Personal information
- Full name: Ben Jacobs
- Born: 9 January 1992 (age 34)
- Original team: Sandringham Dragons (TAC Cup)
- Draft: #16, 2010 National draft, Port Adelaide
- Height: 185 cm (6 ft 1 in)
- Weight: 85 kg (187 lb)

Club information
- Current club: North Melbourne
- Number: 5

Playing career^{1}
- Years: Club / Games (Goals)
- 2011–2012: Port Adelaide / 26 0(5)
- 2013–2020: North Melbourne / 64 (10)
- Total:  / 90 (15)
- ^{1} Playing statistics correct to the end of 2018.

= Ben Jacobs (Australian rules footballer) =

Australian rules footballer (born 1992)

Ben Jacobs (born 9 January 1992) is a former professional Australian rules footballer who played for the Port Adelaide Football Club and the North Melbourne Football Club in the Australian Football League (AFL).

From the Sandringham Dragons in the TAC Cup, Jacobs was Port Adelaide's first selection and the 16th overall selection in the 2010 AFL draft. He is known for his excellent marking with great core strength, having the ability to run all day and execute by hand. Jacobs won All-Australian honours in the 2010 NAB AFL U18 Championships and averaged 29 disposals at 69 percent efficiency, including a 47 possession game against South Australia.
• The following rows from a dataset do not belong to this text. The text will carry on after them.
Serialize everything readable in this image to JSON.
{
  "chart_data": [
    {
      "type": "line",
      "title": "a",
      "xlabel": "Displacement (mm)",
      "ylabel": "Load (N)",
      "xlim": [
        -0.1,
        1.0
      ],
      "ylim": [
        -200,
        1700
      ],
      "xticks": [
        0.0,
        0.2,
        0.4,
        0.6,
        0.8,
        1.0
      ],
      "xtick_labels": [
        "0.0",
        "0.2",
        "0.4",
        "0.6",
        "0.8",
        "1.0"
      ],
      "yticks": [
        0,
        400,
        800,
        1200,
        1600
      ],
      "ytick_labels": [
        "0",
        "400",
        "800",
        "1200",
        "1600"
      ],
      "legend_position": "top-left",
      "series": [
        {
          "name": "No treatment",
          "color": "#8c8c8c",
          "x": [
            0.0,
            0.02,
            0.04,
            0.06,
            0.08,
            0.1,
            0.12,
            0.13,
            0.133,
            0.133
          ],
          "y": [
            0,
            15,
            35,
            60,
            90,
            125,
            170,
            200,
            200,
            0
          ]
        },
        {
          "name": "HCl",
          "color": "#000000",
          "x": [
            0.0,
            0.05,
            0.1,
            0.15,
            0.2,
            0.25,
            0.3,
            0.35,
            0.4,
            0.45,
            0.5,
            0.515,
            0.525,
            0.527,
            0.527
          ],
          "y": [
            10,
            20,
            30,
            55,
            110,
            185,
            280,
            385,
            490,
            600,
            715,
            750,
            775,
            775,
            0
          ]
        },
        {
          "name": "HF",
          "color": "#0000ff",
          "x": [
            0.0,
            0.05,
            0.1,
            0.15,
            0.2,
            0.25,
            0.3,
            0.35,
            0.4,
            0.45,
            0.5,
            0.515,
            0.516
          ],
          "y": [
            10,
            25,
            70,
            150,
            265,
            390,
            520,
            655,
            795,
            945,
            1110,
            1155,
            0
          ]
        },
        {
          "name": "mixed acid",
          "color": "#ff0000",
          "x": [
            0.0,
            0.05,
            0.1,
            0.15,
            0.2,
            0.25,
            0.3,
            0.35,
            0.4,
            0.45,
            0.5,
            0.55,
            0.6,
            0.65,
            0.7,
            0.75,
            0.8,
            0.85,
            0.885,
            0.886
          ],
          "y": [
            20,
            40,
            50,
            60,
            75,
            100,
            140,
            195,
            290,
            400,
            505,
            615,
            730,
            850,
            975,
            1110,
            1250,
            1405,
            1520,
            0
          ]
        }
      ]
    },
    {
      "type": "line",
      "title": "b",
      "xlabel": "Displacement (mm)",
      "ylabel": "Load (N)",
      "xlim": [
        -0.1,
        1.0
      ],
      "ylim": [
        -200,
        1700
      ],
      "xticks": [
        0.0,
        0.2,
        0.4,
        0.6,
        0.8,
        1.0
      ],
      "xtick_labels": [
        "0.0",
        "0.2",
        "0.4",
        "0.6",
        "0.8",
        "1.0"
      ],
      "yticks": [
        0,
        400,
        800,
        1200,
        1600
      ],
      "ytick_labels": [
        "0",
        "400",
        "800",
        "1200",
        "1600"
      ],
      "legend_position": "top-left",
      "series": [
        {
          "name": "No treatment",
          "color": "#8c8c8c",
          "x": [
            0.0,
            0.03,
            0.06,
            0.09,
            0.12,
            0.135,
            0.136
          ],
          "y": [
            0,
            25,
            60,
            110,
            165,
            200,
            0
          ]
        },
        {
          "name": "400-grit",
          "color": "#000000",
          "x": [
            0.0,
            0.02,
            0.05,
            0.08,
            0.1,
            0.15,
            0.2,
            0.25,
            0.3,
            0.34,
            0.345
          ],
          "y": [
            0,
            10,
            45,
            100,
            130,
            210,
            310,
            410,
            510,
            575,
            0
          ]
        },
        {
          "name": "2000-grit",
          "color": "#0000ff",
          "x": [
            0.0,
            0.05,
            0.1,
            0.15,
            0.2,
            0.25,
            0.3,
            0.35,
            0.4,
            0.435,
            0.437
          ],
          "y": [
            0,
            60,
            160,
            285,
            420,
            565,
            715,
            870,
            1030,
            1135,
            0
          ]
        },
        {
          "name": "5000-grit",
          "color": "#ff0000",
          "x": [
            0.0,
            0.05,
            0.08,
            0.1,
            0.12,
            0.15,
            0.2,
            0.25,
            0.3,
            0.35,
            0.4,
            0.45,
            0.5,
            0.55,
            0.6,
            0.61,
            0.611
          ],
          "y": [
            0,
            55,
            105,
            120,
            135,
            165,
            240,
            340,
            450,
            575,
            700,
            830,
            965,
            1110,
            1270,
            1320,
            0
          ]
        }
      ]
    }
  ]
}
He was given the number 16 guernsey, by retired Port Adelaide premiership captain, Warren Tredrea.

Jacobs was predicted to make his debut in the opening round of the 2011 AFL season, however he contracted glandular fever during the pre-season and was admitted to hospital for five days. He recovered from the illness and made his debut in Round 8.

During the 2012 season Trade Period, Jacobs requested a trade to North Melbourne which did not happen. Soon after, Jacobs announced that he would not be re-signing with Port and that he would be entering the National Draft.

In the 2012 National AFL Draft, Jacobs was taken at Pick 37 by North Melbourne Football Club. Jacobs had 2 very mediocre seasons to start his career at North Melbourne but had a breakout season in 2015, as he developed into the team's tagger. He played in 23 games and performed shut down roles against Trent Cotchin, Dan Hannebery, Dylan Shiel and Nathan Jones.

Jacobs started off the 2016 season well, but in Round 8 injured his foot and didn't play a single AFL game for the rest of the year.

Jacobs was delisted by at the end of the 2020 AFL season after a mass delisting by which saw 11 players cut from the team's list.